Il 27 gennaio 1945 le truppe dell’Armata Rossa, dopo aver liberato i campi di sterminio di Chelmno e di Bełżec, aprirono i cancelli di Auschwitz, il più grande campo di concentramento costruito dai nazisti durante la Seconda Guerra Mondiale, costringendo chi aveva taciuto a prendersi le proprie responsabilità e posizionando un segnalibro della memoria tra le pagine dell’umanità.
A settantadue anni di distanza, questa giornata richiama oggi più che mai il bisogno di una riflessione, individuale e collettiva, più profonda e consapevole. Non per dare un senso alle solite promesse retoriche di un futuro migliore, ripetute con lo stesso tono di voce, che tentano di trovare un escamotage per sfuggire all’oblio: esso non è il peggior nemico della memoria. Si tratta, invece, di eludere minacce più attuali come la strumentalizzazione, la superficialità e la banalizzazione.

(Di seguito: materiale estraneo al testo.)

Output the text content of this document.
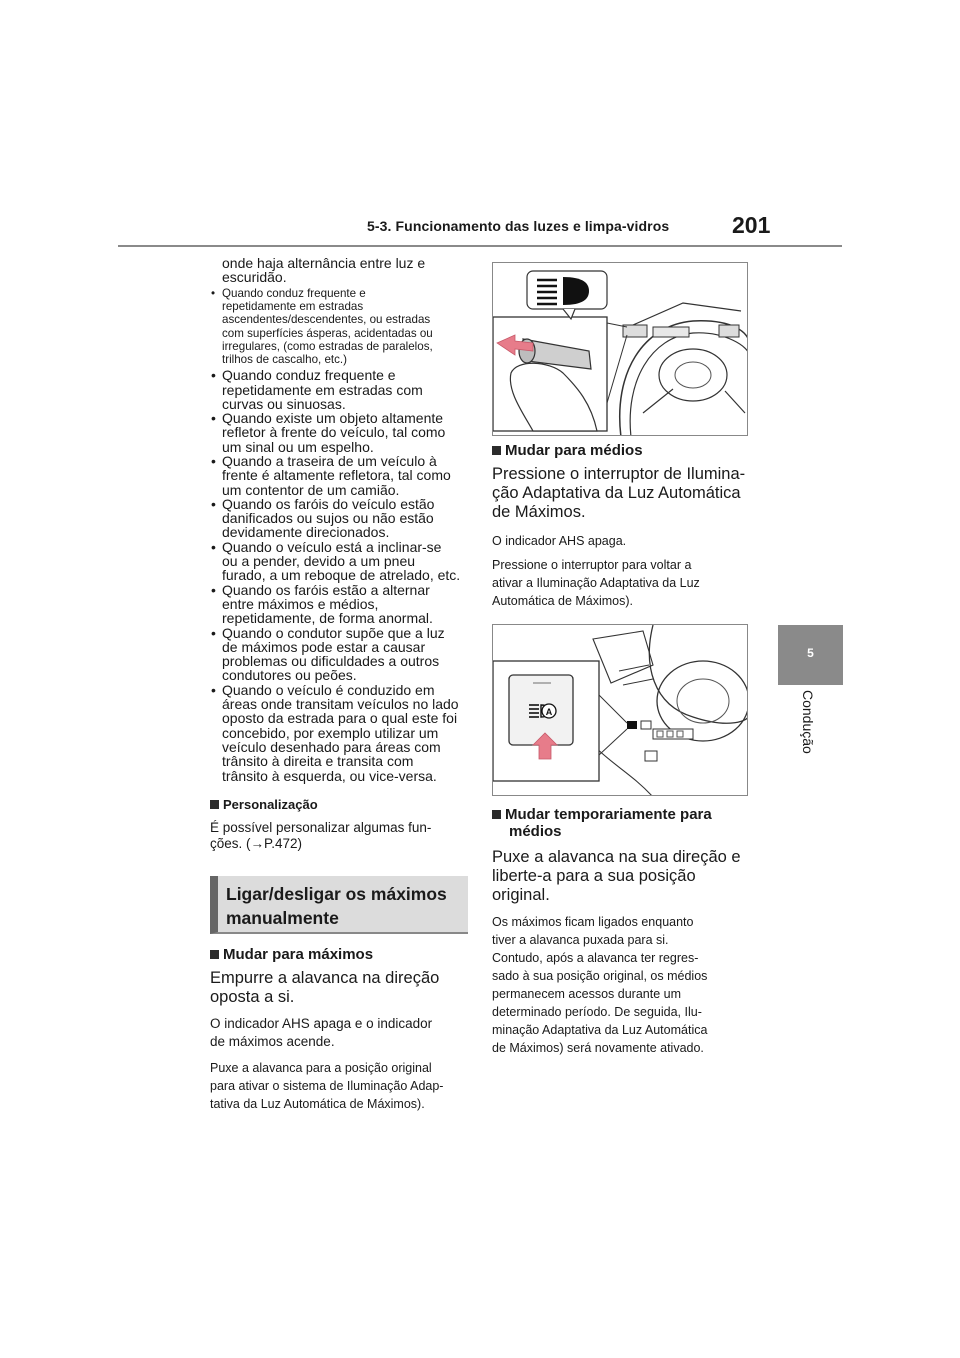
5-3. Funcionamento das luzes e limpa-vidros	201
5
Condução
onde haja alternância entre luz e
escuridão.
• Quando conduz frequente e
repetidamente em estradas
ascendentes/descendentes, ou estradas
com superfícies ásperas, acidentadas ou
irregulares, (como estradas de paralelos,
trilhos de cascalho, etc.)
• Quando conduz frequente e
repetidamente em estradas com
curvas ou sinuosas.
• Quando existe um objeto altamente
refletor à frente do veículo, tal como
um sinal ou um espelho.
• Quando a traseira de um veículo à
frente é altamente refletora, tal como
um contentor de um camião.
• Quando os faróis do veículo estão
danificados ou sujos ou não estão
devidamente direcionados.
• Quando o veículo está a inclinar-se
ou a pender, devido a um pneu
furado, a um reboque de atrelado, etc.
• Quando os faróis estão a alternar
entre máximos e médios,
repetidamente, de forma anormal.
• Quando o condutor supõe que a luz
de máximos pode estar a causar
problemas ou dificuldades a outros
condutores ou peões.
• Quando o veículo é conduzido em
áreas onde transitam veículos no lado
oposto da estrada para o qual este foi
concebido, por exemplo utilizar um
veículo desenhado para áreas com
trânsito à direita e transita com
trânsito à esquerda, ou vice-versa.
Personalização
É possível personalizar algumas fun-
ções. (→P.472)
Ligar/desligar os máximos
manualmente
Mudar para máximos
Empurre a alavanca na direção
oposta a si.
O indicador AHS apaga e o indicador
de máximos acende.
Puxe a alavanca para a posição original
para ativar o sistema de Iluminação Adap-
tativa da Luz Automática de Máximos).
Mudar para médios
Pressione o interruptor de Ilumina-
ção Adaptativa da Luz Automática
de Máximos.
O indicador AHS apaga.
Pressione o interruptor para voltar a
ativar a Iluminação Adaptativa da Luz
Automática de Máximos).
A
Mudar temporariamente para
médios
Puxe a alavanca na sua direção e
liberte-a para a sua posição original.
Os máximos ficam ligados enquanto
tiver a alavanca puxada para si.
Contudo, após a alavanca ter regres-
sado à sua posição original, os médios
permanecem acessos durante um
determinado período. De seguida, Ilu-
minação Adaptativa da Luz Automática
de Máximos) será novamente ativado.
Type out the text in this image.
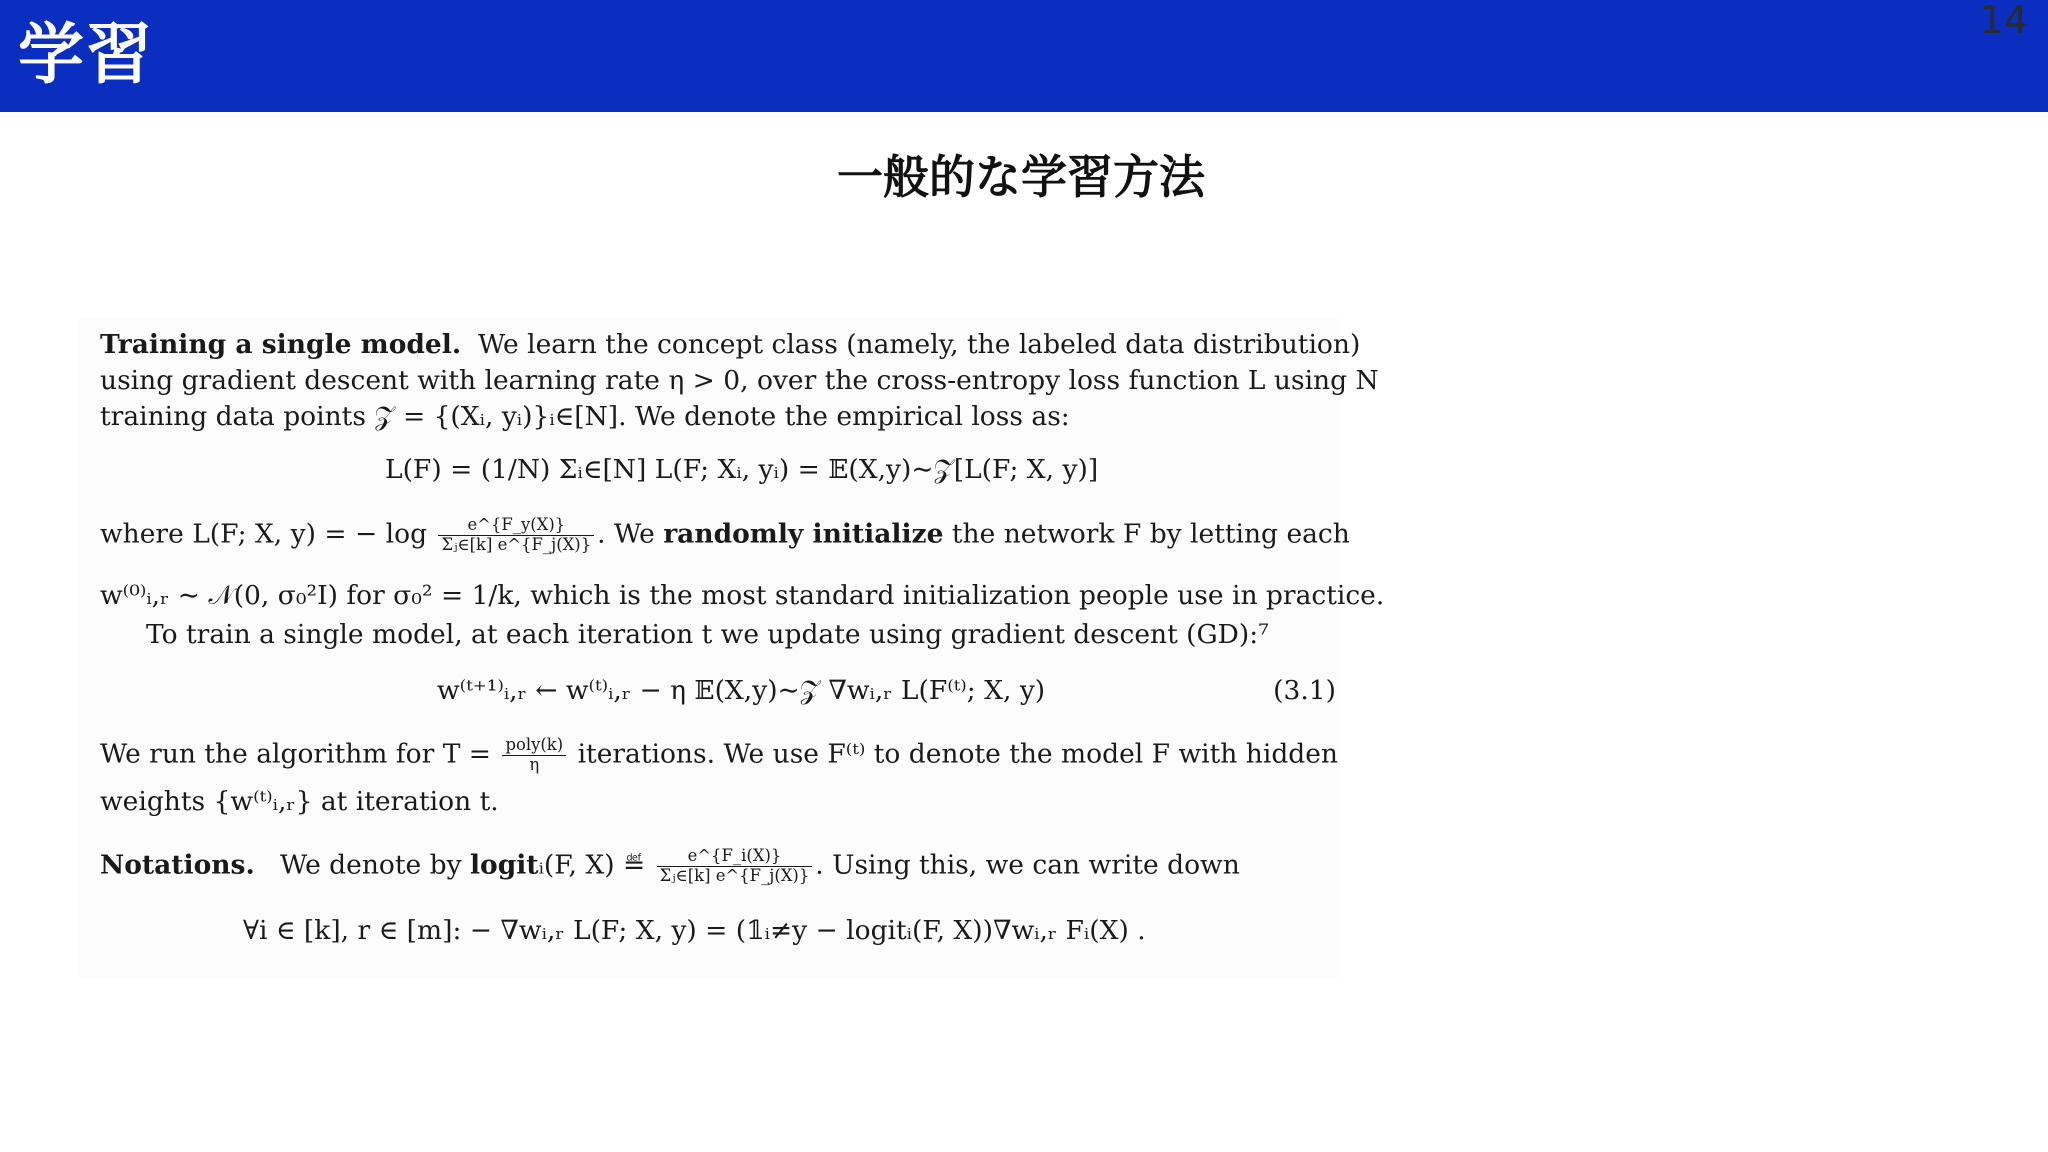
学習	14
一般的な学習方法
Training a single model. We learn the concept class (namely, the labeled data distribution)
using gradient descent with learning rate η > 0, over the cross-entropy loss function L using N
training data points 𝒵 = {(Xᵢ, yᵢ)}ᵢ∈[N]. We denote the empirical loss as:
L(F) = (1/N) Σᵢ∈[N] L(F; Xᵢ, yᵢ) = 𝔼(X,y)∼𝒵[L(F; X, y)]
where L(F; X, y) = − $\log \frac{e\^{}\{F\_y(X)\}}{\text{Σⱼ∈[k] e\textasciicircum{}\{F\_j(X)\}}}$ . We randomly initialize the network F by letting each
w⁽⁰⁾ᵢ,ᵣ ∼ 𝒩(0, σ₀²I) for σ₀² = 1/k, which is the most standard initialization people use in practice.
To train a single model, at each iteration t we update using gradient descent (GD):⁷
w⁽ᵗ⁺¹⁾ᵢ,ᵣ ← w⁽ᵗ⁾ᵢ,ᵣ − η 𝔼(X,y)∼𝒵 ∇wᵢ,ᵣ L(F⁽ᵗ⁾; X, y)	(3.1)
We run the algorithm for $T = \frac{\text{poly(k)}}{\eta}$ iterations. We use F⁽ᵗ⁾ to denote the model F with hidden
weights {w⁽ᵗ⁾ᵢ,ᵣ} at iteration t.
Notations. We denote by logitᵢ(F, X) ≝ $\frac{e\^{}\{F\_i(X)\}}{\text{Σⱼ∈[k] e\textasciicircum{}\{F\_j(X)\}}}$ . Using this, we can write down
∀i ∈ [k], r ∈ [m]: − ∇wᵢ,ᵣ L(F; X, y) = (𝟙ᵢ≠y − logitᵢ(F, X))∇wᵢ,ᵣ Fᵢ(X) .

Ignorare quanti rom, dissidenti politici e religiosi, omosessuali e diversamente abili abbiano condiviso l’atroce morte di sei milioni di ebrei è indubbiamente impossibile. Ma rimanere indifferenti di fronte alle discriminazioni e violenze che subdolamente si consumano ancora oggi, sotto i nostri occhi, è decisamente disumano: i linguaggi e le parole si logorano facilmente quando la nostra prigionia psicologica e la nostra mancanza di coraggio inibiscono la nostra capacità di individuare le riproposizioni presenti delle stesse violenze passate che ci portano oggi a ricordare “affinché simili eventi non possano mai più accadere“.
E allora, che senso ha parlare di Shoah se l’opinione pubblica assorbe con un’indifferenza disarmante avvenimenti come l’occupazione, la colonizzazione e la pulizia etnica messe in atto da Israele (e finanziate dagli Stati Uniti d’America) in Palestina? Che peso effettivo diamo alle promesse future e alle parole ripetutamente recitate se giustifichiamo la vergogna indelebile sulla comunità internazionale come i massacri nei campi profughi di Sabra e Shatila?
Ed ancora: che senso ha commuoversi davanti a film come “Schindler’s List” e “La vita è bella” se un migrante annega nel Canal Grande a Venezia mentre i turisti ed i passanti assistono al suo suicidio, filmandolo dal Ponte degli Scalzi e gridando “Africa”? Quanto profonda e vera è la nostra memoria se, di fronte alle condizioni dei 7000 migranti provenienti da Afghanistan, Pakistan e Siria bloccati al confine ungherese al nord della Serbia con -22°, continuiamo ad incitare la costruzione di muri e di barriere anti-immigrazione soggiogati dalle parole di chi trasforma sottili discriminazioni in violenze sterminatrici?
Di cosa parliamo quando citiamo Anna Frank? Cosa rimane nell’intimo a ciascuno di noi oltre alla solita poesia imparata a memoria tra i banchi di scuola, i film trasmessi alla televisione e le promesse retoriche ripetute meccanicamente? Ricordare il passato senza riflettere sul presente rappresenta un’immersione collettiva della coscienza nell’ipocrisia: la memoria si trasforma in finzione, e noi chiudiamo gli occhi di fronte alla banalità del male.